Question

Two identical particles of mass 1 kg each go round a circle of radius R under the action of their mutual gravitational attraction. The angular speed of each particle is :

• A. $\sqrt{\frac{G}{2R^3}}$
• B. $\frac{1}{2}\sqrt{\frac{G}{R^3}}$
• C. $\frac{1}{2R}\sqrt{\frac{1}{G}}$
• D. $\sqrt{\frac{2G}{R^3}}$

Hint:

In a two-body gravitational problem where particles orbit a common center, remember that the distance in the gravitational force formula ($F=Gm_1m_2/d^2$) is the distance between the two bodies, while the radius in the centripetal force formula ($F=m\omega^2r$) is the distance of one body from the center of rotation.

Answer 1

The Correct Option is B

Let the two identical particles have mass $m=1$ kg.
They move in a circle of radius R, so they are always diametrically opposite each other.
The center of the circle is the center of mass of the two-particle system.
The distance between the two particles is constant and equal to the diameter of the circle, $d = 2R$.
Consider one of the particles. The only force acting on it is the gravitational attraction from the other particle.

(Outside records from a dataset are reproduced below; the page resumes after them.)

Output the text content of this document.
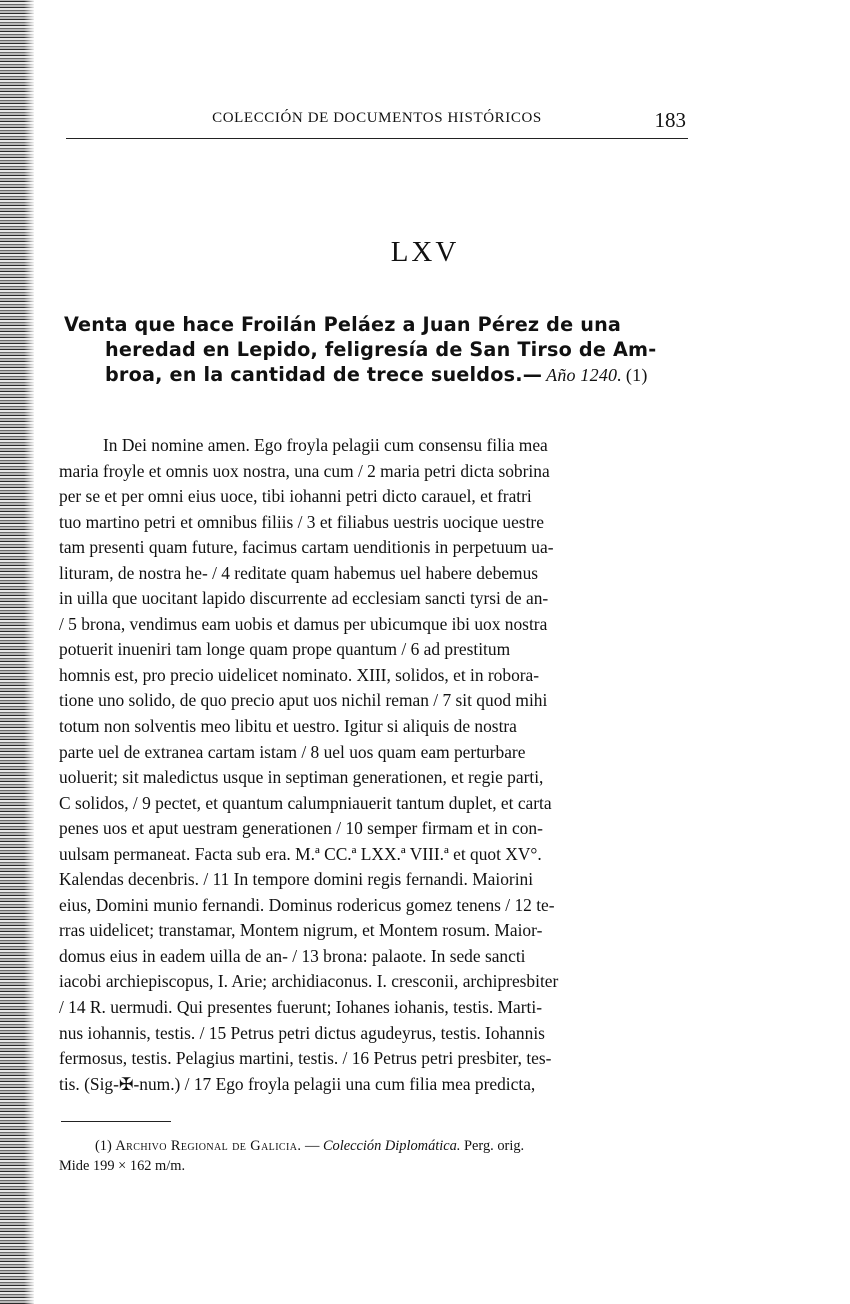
COLECCIÓN DE DOCUMENTOS HISTÓRICOS	183
LXV
Venta que hace Froilán Peláez a Juan Pérez de una
heredad en Lepido, feligresía de San Tirso de Am-
broa, en la cantidad de trece sueldos.— Año 1240. (1)
In Dei nomine amen. Ego froyla pelagii cum consensu filia mea
maria froyle et omnis uox nostra, una cum / 2 maria petri dicta sobrina
per se et per omni eius uoce, tibi iohanni petri dicto carauel, et fratri
tuo martino petri et omnibus filiis / 3 et filiabus uestris uocique uestre
tam presenti quam future, facimus cartam uenditionis in perpetuum ua-
lituram, de nostra he- / 4 reditate quam habemus uel habere debemus
in uilla que uocitant lapido discurrente ad ecclesiam sancti tyrsi de an-
/ 5 brona, vendimus eam uobis et damus per ubicumque ibi uox nostra
potuerit inueniri tam longe quam prope quantum / 6 ad prestitum
homnis est, pro precio uidelicet nominato. XIII, solidos, et in robora-
tione uno solido, de quo precio aput uos nichil reman / 7 sit quod mihi
totum non solventis meo libitu et uestro. Igitur si aliquis de nostra
parte uel de extranea cartam istam / 8 uel uos quam eam perturbare
uoluerit; sit maledictus usque in septiman generationen, et regie parti,
C solidos, / 9 pectet, et quantum calumpniauerit tantum duplet, et carta
penes uos et aput uestram generationen / 10 semper firmam et in con-
uulsam permaneat. Facta sub era. M.ª CC.ª LXX.ª VIII.ª et quot XV°.
Kalendas decenbris. / 11 In tempore domini regis fernandi. Maiorini
eius, Domini munio fernandi. Dominus rodericus gomez tenens / 12 te-
rras uidelicet; transtamar, Montem nigrum, et Montem rosum. Maior-
domus eius in eadem uilla de an- / 13 brona: palaote. In sede sancti
iacobi archiepiscopus, I. Arie; archidiaconus. I. cresconii, archipresbiter
/ 14 R. uermudi. Qui presentes fuerunt; Iohanes iohanis, testis. Marti-
nus iohannis, testis. / 15 Petrus petri dictus agudeyrus, testis. Iohannis
fermosus, testis. Pelagius martini, testis. / 16 Petrus petri presbiter, tes-
tis. (Sig-✠-num.) / 17 Ego froyla pelagii una cum filia mea predicta,
(1) Archivo Regional de Galicia. — Colección Diplomática. Perg. orig.
Mide 199 × 162 m/m.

This force is directed towards the center of the circle and provides the necessary centripetal force.
Gravitational force: $F_g = \frac{G m_1 m_2}{d^2} = \frac{G m^2}{(2R)^2} = \frac{G m^2}{4R^2}$.
Centripetal force: $F_c = m a_c = m \omega^2 R$, where $\omega$ is the angular speed.
Equating the two forces:
$m \omega^2 R = \frac{G m^2}{4R^2}$.
We can cancel one factor of 'm' from both sides.
$\omega^2 R = \frac{G m}{4R^2}$.
Now, solve for $\omega^2$:
$\omega^2 = \frac{G m}{4R^3}$.
Take the square root to find the angular speed $\omega$:
$\omega = \sqrt{\frac{G m}{4R^3}}$.
Given that the mass $m = 1$ kg:
$\omega = \sqrt{\frac{G(1)}{4R^3}} = \sqrt{\frac{G}{4R^3}} = \frac{\sqrt{G}}{2\sqrt{R^3}} = \frac{1}{2}\sqrt{\frac{G}{R^3}}$.